Extending Precision Perturbative QCD with Track Functions

TL;DR

This paper develops a theoretical framework for incorporating track functions into perturbative QCD calculations, enabling more precise predictions of energy flow observables involving charged hadrons beyond leading order.

Contribution

It introduces a novel understanding of track functions, computes their evolution at next-to-leading order, and demonstrates their integration into advanced perturbative calculations.

Findings

Derived the structure of track function evolution equations.

Calculated the first three moments of track functions at NLO.

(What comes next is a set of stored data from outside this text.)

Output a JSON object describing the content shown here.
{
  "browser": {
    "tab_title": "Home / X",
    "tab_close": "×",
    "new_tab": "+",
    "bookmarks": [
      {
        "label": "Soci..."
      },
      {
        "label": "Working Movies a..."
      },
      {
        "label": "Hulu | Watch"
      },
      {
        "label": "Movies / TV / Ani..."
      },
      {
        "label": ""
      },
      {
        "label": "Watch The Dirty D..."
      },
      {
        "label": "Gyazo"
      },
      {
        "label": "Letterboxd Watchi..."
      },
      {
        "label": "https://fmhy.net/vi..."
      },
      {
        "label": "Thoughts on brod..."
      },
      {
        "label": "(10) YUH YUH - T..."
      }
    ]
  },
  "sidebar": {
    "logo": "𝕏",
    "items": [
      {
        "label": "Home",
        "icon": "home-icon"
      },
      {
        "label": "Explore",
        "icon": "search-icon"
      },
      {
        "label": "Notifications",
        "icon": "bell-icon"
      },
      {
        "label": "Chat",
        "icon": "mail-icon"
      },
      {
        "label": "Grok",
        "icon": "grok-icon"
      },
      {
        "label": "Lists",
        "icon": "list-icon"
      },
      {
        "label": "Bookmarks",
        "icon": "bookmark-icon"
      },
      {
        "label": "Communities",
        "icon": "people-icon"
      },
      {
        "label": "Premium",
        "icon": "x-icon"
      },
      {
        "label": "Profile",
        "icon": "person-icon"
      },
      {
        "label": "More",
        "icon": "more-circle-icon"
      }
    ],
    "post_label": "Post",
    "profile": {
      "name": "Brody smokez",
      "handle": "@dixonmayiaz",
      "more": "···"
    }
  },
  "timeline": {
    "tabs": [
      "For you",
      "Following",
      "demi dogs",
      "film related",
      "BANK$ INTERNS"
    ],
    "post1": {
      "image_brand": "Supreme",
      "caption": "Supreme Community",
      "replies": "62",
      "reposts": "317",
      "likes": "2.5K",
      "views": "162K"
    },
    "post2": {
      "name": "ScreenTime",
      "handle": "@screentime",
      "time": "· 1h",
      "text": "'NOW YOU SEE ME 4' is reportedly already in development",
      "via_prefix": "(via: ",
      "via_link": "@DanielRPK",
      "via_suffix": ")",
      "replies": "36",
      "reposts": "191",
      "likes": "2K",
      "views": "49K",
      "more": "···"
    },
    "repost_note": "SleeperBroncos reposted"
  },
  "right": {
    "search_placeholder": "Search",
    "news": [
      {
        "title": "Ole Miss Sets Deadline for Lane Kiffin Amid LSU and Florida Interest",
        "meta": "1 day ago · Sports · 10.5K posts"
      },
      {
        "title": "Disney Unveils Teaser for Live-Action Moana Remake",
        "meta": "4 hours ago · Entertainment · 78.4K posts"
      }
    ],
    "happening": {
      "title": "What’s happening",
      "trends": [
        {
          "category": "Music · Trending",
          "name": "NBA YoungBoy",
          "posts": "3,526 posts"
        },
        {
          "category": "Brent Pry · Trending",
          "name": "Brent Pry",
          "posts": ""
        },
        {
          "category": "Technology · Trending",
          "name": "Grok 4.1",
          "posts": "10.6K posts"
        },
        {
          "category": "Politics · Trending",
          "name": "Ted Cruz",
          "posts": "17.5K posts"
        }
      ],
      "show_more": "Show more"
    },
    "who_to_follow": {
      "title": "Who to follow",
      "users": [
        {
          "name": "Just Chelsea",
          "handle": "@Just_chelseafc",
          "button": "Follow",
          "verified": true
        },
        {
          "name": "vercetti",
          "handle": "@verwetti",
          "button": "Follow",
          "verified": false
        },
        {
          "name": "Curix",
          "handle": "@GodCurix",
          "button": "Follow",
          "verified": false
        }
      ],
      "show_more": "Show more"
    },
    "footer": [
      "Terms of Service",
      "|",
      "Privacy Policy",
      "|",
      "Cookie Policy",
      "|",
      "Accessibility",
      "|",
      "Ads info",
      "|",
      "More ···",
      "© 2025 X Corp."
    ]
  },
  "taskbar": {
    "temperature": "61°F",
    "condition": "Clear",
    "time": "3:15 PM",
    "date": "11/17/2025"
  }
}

Performed the first $O(\alpha_s^2)$) calculation of the charged two-point energy correlator.

Abstract

Collider experiments often exploit information about the quantum numbers of final state hadrons to maximize their sensitivity, with applications ranging from the use of tracking information (electric charge) for precision jet substructure measurements, to flavor tagging for nucleon structure studies. For such measurements, perturbative calculations in terms of quarks and gluons are insufficient, and non-perturbative track functions describing the energy fraction of a quark or gluon converted into a subset of hadrons (e.g., charged hadrons) must be incorporated. Unlike fragmentation functions, track functions describe correlations between hadrons and therefore satisfy complicated non-linear evolution equations whose structure has so far eluded calculation beyond the leading order. In this Letter, we develop an understanding of track functions and their interplay with energy flow observables beyond the leading order, allowing them to be used in state-of-the-art perturbative calculations for the first time. We identify a shift symmetry in the evolution of their moments that fixes their structure, and we explicitly compute the evolution of the first three moments at next-to-leading order, allowing for the description of up to three-point energy correlations. We then calculate the two-point energy correlator on charged particles at $O(\alpha_s^2)$, illustrating explicitly that infrared singularities in perturbation theory are absorbed by moments of the track functions and also highlighting how these moments seamlessly interplay with modern techniques for perturbative calculations. Our results extend the boundaries of traditional perturbative QCD, enabling precision perturbative predictions for energy flow observables sensitive to the quantum numbers of hadronic states.